Не давая сбить себя с толку, Дева Мария выпрямилась во весь свой внушительный рост и, сохраняя невозмутимое выражение лица, потребовала ледяным тоном:

— Почему же они не выполнили свой долг во время Моего последнего появления?

— Они бастуют. Герр Хоффа у них главный. Мы рассчитываем на то, что судья Крейтер выступит посредником в переговорах…

Не успела Дева Мария ответить на его слова, как на нас обрушилась Онтологическая Лакуна. Я засек Миазм Небытия, когда он был еще на пол пути к нам, распространяясь подобно волне пустоты. Он двигался прямо на нас, пронзая ткань Нечто, подобно Шиве уничтожая все на своем пути и тут же подобно Вишну возрождая к жизни. Поскольку мы были бессильны не то что обуздать его головокружительный смерч, но даже оказать маломальское сопротивление, я не потрудился предупредить стоявших рядом со мной двух собеседников о его стремительном приближении.

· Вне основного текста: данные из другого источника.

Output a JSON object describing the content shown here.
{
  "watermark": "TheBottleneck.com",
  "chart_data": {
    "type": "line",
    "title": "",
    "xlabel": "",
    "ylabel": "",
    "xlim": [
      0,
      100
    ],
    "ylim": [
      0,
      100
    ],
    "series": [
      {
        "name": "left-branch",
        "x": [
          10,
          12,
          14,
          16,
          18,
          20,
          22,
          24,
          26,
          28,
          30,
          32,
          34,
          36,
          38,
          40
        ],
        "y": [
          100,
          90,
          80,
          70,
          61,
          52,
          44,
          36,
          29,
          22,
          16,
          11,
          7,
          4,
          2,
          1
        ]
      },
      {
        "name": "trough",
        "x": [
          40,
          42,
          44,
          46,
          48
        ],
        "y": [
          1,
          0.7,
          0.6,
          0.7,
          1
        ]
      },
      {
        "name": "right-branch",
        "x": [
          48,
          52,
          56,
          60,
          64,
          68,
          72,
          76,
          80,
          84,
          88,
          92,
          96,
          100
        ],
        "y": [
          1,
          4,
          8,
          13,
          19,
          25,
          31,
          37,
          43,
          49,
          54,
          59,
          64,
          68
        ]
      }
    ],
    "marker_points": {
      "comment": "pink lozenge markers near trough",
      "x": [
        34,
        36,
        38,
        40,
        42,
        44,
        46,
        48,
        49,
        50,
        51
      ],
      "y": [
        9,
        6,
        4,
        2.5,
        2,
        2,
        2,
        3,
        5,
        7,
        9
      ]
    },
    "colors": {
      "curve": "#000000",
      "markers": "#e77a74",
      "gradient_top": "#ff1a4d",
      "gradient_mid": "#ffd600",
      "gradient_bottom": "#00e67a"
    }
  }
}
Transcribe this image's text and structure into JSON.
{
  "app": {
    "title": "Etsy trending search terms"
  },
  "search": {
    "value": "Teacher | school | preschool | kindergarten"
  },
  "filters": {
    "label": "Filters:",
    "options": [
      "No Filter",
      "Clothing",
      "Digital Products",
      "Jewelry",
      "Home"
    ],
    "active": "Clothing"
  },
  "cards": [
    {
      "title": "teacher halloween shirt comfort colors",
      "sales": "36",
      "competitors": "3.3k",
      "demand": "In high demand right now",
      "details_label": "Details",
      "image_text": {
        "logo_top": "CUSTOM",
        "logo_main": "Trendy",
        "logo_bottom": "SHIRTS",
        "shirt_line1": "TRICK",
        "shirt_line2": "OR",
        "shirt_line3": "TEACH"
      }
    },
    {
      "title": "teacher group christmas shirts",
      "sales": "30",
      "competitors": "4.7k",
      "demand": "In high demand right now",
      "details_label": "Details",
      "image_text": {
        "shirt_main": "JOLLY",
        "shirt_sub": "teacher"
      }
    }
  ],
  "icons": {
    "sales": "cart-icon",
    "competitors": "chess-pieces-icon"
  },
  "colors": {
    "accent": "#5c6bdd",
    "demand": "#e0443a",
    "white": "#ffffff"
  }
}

Порой неведение — оборотная сторона бесстрашия.

Поглотив нас с потрохами, ОЛ подобно законоучителю с садистскими наклонностями в очередной раз продемонстрировала нам, что бытие — это «прозрачный, фантастический, жуткий сон». Я почувствовал себя висельником, которому кажется, будто он по-прежнему дышит и все еще на свободе. Обычное забытье по контрасту стало бы чистейшей воды нирваной.

Когда наши молекулы вновь неохотно воссоединились, капитан Карл и Дева Мария словно преобразились, а их спор был благополучно забыт. Мать Христова пробормотала что-то о желании сию же минуту явить миру чудо, сотворив Свои Собственные розовые лепестки, и покинула нас. Капитан Карл вновь обратил любезное внимание на меня.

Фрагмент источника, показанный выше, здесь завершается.